For more than two years, University of Chicago students, Chicago aldermen, Illinois legislators, and community members have called for the University of Chicago Police Department (UCPD) to become more transparent. This week, the UCPD announced significant steps toward this goal. While this represents progress, the University should still support legislative reforms to increase police transparency.
By this June, the UCPD will launch a new website. Updated daily, it will provide detailed information about every time a UCPD officer stops a person or vehicle, including the reason for the stop and the race and gender of the suspect. The UCPD will also disclose more detailed data about each arrest its officers make and provide more detailed descriptions of its policies and practices. This new website will ensure that more specific and recent data is available to members of the public and will make information the UCPD already discloses much easier to access.
This announcement is a significant and welcome step in the direction of greater transparency. The UCPD deserves credit for engaging productively with its critics, including the Coalition for Equitable Policing, and with Hyde Park residents not affiliated with the University. The new disclosure policy takes their concerns seriously and makes an encouraging attempt to address them.

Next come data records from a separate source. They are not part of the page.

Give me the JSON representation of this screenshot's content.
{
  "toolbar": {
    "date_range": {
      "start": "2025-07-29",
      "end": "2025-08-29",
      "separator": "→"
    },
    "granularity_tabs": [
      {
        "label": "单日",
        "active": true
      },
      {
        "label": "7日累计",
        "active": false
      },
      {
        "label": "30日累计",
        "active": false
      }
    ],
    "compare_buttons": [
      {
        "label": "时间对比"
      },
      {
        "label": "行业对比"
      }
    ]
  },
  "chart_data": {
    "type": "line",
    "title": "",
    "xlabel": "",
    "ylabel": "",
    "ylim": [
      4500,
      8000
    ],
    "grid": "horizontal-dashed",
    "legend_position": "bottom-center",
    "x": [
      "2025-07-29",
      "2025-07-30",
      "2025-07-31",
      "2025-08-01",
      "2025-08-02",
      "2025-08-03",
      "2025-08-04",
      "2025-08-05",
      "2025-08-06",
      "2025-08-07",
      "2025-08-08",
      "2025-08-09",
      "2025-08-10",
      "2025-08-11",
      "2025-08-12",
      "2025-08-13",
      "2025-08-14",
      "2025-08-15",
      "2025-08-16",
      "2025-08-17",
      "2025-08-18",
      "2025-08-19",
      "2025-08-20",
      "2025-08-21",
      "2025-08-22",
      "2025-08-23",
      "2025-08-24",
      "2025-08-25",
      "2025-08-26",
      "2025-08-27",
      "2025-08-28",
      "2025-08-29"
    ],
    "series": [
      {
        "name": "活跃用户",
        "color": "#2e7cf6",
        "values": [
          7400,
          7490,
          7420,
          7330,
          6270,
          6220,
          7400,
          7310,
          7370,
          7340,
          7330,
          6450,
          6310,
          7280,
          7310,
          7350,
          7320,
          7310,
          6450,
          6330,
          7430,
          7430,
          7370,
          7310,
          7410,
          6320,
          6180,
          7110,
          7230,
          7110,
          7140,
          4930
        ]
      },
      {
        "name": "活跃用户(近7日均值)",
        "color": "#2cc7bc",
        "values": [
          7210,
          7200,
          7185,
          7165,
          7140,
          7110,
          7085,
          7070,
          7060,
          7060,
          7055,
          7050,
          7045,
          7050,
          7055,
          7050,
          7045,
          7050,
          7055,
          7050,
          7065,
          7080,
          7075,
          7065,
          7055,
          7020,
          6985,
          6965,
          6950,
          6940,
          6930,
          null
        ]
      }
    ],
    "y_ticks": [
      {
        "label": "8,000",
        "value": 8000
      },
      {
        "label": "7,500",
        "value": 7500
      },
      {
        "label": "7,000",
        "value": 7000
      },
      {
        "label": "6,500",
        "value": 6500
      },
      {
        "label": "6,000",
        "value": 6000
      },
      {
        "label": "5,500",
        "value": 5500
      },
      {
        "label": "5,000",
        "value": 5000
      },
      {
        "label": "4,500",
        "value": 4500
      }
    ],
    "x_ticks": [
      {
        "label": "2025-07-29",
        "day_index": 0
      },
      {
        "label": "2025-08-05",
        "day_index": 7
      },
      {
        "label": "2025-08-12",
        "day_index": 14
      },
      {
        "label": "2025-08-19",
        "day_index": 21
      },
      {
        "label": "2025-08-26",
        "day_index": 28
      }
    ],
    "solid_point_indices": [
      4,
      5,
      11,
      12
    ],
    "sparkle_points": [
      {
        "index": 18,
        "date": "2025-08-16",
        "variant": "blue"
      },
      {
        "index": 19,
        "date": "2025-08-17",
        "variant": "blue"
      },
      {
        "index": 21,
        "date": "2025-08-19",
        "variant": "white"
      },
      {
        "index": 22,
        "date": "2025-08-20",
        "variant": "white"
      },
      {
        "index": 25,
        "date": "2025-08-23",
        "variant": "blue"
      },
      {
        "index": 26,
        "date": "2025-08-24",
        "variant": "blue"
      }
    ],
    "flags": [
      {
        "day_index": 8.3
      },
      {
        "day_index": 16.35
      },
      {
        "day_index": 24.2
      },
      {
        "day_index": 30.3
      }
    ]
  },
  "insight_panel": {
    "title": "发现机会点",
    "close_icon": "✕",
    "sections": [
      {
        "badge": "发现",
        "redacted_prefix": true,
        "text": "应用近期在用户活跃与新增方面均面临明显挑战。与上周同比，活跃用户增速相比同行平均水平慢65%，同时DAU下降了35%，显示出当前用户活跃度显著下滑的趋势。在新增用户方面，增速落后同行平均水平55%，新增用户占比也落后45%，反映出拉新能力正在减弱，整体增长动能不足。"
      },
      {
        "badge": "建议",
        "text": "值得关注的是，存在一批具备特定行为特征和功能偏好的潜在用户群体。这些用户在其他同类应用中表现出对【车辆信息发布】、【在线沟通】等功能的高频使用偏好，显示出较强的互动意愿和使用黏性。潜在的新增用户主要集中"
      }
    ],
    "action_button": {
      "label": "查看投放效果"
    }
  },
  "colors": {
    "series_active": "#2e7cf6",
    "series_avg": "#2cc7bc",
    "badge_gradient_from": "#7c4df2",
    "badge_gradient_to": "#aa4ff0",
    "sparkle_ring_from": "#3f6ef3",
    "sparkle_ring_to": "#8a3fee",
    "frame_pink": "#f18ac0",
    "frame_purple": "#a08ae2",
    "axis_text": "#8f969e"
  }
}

But while this announcement increases transparency, the UCPD remains troublingly unaccountable to members of the community. The UCPD’s jurisdiction goes far beyond campus, extending north all the way to East 37th Street, south to East 64th Street, west to South Cottage Grove Avenue, and east to South Lake Shore Drive. As a result, UCPD officers interact daily with local residents who have no affiliation with the University. Students with concerns about the UCPD’s practices can, at the very least, push their Student Government representatives to raise the issue with University administrators. Community members who are directly affected by the UCPD’s actions and policies have no such representatives, and have only as much input as the University chooses to give them.
Simply put, while the UCPD’s decision to disclose additional information is admirable, it should not be in their power to make this decision in the first place. The UCPD must be accountable to the community, not just to University administrators. Illinois House Bill 3932 is a good first step toward such accountability. The bill, which is currently being debated in the state legislature and was introduced in response to repeated requests for information regarding UCPD practices, would make private university police forces subject to the Freedom of Information Act in the same way that public law enforcement agencies are. This would ensure that the UCPD is always held to the same standards of disclosure as the Chicago Police Department, and would make the commendable changes the UCPD announced this week permanent.
Passing H.B. 3932 would take UCPD transparency out of University administrators’ discretion and make it a matter of law. The bill’s authors have asked the University for input; they should support it, and the Illinois General Assembly should act quickly to pass the bill. Students can help this process along by contacting their state legislators, Representative Barbara Flynn Currie and Senator Kwame Raoul, in support of H.B. 3932. Decisions about police transparency should be made by the public, not by officials of a private entity—even though, this time, the UCPD got it right.